Annem ne zaman bir şeylere içlense ya da birine hasret kalsa “Ahh, ahh bir kuş olaydım da gökyüzünde olaydım, kanatlarımı çırparak istediğim yere gideydim” derdi. Bu cümleler ağzından dökülürken, kafasını hafifçe yukarıya doğru kaldırır, gözleri ile sanki gökyüzünde bir kuşun süzülüşünü takip ediyormuşçasına bakarak, cümlesini tamamlardı.
Sebebini bilmediğim bir şey, annemin hüzün kokan cümlelerini dinlerken beni de hüzünlendirirdi.
Küçük yaşlarda şahit olduğum bu sahne kafama kazınmıştı adeta.
Aradan yıllar geçip de, ben koca kız olduğumda, annemin ne demek istediğini işte o zaman anlayabilmiştim.
Kuşlar anneme özgürlüğü çağrıştırıyorlardı demek. Kanatları vardı, kimsenin yardımına gerek duymaksızın uçuyorlardı. Sadece uçuyorlardı…
Kimseden izin de almıyorlardı üstelik annem gibi!
Oysa annem, babamın izni olmadan hiçbir yere adım atamıyordu. Sevdiklerine özlem duyuyor ama her seferinde kafası estiğinde gidemiyordu.
“Annem evdeki sıkıyönetimden çok bunaldığı anlarda da “Bu ev benim hapishanem” derdi zaman zaman. Pek haksız da sayılmazdı.
Babamla evlendiği yıllar, sadece Kürtçe konuşabildiği için, tek kelime Türkçe bilmediğinden hapishanesinde hiç sesini duyuramamış babama. Gerçi Türkçe öğrenip konuşmaya başlayınca da bir şey değişmemiş annemin hapishanesinde.
Ta ki aradan kırk yıl geçip de, yaşlılık kapılarına dayanıncaya kadar.
Evet kırk a yakın seneyi devirdikten sonra, annem lafını esirgemeden söyleyen bir kadın haline gelmişti ama bu kezde babamın kulakları ağır işitiyordu artık.
Artık annem bir yerlere gitmek için babamdan izinde almıyordu. Artık kanatları vardı ama kırıktı. O kırık kanatlar annemin her iki kolunun altına sıkıştırılmış, yürümek için yardım aldığı bastonlarıydı.
Özgürlük denince “kuşlar” ve “kadınlar” beynime böylelikle kazınmıştı annemin avuçlarından akıp giden hayat hikâyesi ile birlikte.
Ben annemin kaderini yaşamamalıydım. Nitekim yaşamadım ya da bir yerlere istediğim zaman gidebilmeyi “özgürlük” diye düşündüm.
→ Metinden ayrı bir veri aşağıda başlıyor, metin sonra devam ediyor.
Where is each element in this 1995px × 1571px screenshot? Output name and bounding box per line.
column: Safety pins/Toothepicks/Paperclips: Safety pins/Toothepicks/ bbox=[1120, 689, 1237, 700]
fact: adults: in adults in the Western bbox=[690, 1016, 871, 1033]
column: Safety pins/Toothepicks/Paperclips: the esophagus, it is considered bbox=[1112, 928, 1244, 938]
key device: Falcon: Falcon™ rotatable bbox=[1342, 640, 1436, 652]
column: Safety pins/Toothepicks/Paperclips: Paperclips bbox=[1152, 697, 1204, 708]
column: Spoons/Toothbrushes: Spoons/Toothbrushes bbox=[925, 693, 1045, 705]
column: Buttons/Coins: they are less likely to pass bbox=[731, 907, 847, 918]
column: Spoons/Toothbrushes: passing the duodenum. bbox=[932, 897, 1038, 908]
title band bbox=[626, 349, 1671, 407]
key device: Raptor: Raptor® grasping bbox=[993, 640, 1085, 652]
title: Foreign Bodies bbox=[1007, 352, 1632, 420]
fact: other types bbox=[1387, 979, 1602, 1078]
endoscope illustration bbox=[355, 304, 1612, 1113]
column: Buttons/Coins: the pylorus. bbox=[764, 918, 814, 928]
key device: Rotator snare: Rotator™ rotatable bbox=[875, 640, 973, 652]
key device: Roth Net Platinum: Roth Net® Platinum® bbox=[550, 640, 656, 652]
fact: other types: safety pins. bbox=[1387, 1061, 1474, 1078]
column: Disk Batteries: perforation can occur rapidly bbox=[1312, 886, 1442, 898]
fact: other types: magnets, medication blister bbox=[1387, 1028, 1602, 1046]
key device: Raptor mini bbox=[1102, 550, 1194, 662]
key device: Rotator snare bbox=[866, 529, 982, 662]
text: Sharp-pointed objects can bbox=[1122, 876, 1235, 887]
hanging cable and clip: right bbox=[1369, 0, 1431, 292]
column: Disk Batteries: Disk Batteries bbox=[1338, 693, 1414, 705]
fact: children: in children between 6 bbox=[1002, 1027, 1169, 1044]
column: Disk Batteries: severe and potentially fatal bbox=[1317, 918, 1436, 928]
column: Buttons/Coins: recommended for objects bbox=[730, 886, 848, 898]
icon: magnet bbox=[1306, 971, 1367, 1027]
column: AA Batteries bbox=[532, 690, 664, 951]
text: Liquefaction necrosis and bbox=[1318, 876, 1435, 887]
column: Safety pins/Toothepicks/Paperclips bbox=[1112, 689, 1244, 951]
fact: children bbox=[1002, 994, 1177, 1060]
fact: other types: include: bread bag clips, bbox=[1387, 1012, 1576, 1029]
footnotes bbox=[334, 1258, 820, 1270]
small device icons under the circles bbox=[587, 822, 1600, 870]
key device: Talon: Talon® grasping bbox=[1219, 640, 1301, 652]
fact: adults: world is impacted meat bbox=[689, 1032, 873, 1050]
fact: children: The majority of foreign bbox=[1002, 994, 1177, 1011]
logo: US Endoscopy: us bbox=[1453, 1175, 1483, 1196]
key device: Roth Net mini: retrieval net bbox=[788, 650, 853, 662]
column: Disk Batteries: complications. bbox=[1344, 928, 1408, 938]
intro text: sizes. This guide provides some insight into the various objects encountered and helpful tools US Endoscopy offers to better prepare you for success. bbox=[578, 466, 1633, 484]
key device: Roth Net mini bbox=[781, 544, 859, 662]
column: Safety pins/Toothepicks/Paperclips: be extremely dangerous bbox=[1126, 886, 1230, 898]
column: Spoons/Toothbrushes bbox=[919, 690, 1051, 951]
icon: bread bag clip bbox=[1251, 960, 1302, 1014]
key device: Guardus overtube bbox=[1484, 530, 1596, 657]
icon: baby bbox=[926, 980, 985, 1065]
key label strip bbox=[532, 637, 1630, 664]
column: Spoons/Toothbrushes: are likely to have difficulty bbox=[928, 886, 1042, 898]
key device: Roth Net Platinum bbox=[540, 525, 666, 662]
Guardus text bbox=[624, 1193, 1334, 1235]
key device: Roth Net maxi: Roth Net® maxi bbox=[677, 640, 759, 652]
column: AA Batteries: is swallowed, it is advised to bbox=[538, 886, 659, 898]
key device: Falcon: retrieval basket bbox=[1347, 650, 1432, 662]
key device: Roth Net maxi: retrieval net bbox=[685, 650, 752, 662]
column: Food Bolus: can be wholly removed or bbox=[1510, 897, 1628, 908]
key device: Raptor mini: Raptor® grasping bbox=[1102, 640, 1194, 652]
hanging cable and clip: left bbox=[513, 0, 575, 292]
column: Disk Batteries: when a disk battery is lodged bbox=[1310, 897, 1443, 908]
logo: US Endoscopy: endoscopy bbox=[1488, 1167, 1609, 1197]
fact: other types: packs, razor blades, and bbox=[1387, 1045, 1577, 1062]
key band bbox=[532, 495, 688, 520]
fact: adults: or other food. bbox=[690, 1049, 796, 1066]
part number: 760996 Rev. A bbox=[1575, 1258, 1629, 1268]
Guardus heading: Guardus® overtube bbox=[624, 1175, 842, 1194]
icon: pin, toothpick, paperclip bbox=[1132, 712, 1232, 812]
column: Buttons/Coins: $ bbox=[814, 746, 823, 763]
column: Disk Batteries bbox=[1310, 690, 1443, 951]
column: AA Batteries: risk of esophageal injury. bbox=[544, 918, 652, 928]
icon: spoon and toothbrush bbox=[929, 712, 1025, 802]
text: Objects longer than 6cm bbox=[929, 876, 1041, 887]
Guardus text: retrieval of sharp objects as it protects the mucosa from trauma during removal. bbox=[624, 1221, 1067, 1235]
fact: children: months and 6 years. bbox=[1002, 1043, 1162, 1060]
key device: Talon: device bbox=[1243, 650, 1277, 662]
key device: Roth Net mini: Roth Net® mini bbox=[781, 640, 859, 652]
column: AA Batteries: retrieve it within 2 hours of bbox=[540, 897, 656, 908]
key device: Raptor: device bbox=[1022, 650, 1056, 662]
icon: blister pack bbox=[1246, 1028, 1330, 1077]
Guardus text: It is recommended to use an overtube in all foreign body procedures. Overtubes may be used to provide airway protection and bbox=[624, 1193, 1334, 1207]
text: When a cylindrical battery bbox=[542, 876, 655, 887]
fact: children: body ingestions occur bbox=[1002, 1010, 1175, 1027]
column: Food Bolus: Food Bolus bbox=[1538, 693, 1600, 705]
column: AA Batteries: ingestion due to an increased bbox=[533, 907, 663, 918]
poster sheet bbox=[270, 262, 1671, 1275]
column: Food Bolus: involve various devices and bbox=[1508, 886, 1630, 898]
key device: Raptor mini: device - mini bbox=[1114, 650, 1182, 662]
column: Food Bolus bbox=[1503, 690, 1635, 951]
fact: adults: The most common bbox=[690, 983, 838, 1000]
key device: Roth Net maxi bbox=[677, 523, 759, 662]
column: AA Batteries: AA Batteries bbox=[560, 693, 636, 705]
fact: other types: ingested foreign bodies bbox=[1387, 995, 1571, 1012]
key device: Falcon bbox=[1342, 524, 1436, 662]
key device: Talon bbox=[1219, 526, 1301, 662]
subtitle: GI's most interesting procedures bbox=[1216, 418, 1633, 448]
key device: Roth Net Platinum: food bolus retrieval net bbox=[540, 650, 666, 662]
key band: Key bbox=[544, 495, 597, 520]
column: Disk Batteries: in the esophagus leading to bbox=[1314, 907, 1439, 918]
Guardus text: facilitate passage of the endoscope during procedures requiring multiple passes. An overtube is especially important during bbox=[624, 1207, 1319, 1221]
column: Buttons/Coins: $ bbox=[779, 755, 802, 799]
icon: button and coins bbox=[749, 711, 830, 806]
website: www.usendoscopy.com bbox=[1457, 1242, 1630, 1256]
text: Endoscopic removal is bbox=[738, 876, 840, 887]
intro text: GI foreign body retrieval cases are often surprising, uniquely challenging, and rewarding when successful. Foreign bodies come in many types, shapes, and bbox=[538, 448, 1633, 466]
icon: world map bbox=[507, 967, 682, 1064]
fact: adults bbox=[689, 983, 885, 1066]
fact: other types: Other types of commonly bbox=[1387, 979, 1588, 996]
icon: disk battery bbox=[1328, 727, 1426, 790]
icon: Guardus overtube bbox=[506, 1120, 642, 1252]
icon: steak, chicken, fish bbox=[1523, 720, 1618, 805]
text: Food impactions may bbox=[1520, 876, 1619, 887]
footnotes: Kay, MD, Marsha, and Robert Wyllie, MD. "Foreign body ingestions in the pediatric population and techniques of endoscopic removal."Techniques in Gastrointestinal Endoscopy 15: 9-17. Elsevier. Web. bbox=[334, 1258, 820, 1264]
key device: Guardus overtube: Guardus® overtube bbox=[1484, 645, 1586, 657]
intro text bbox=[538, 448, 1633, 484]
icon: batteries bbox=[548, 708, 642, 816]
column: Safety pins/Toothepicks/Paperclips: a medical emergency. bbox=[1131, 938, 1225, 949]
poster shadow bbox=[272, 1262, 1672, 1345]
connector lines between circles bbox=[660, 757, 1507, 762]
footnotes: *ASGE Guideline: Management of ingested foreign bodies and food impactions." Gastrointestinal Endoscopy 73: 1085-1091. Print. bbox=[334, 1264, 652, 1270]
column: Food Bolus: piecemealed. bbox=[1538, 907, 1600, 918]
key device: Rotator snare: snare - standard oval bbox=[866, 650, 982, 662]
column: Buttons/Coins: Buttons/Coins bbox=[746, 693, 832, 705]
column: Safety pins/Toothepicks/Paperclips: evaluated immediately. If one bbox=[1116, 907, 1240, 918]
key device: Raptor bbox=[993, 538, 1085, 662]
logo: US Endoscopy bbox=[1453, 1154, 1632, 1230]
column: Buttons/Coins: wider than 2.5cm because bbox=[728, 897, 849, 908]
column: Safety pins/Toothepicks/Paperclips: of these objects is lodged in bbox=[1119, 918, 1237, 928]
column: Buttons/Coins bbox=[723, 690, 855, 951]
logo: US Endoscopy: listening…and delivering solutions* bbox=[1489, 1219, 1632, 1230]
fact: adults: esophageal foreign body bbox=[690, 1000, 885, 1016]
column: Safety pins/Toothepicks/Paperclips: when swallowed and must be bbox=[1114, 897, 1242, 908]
Şimdi bunun adı gerçek anlamda “özgürlük” mü oluyordu peki…
Hayır gerçek anlamda “özgürlük” dediğimiz şey, her türlü dış etkiden bağımsız olarak insanın kendi isteğine, kendi düşüncesine dayanarak karar vermesi, verdiği kararları hayata geçirebilmesidir.
Bu ülkede kendi haklarının farkında olmayan, gerçek anlamda özgürlüğün ne demek olduğunu bilmeyen, kendi değerinin bile farkında olmadan yaşayan onca kadın varken bu ülke gerçek anlamda “özgür” mü peki?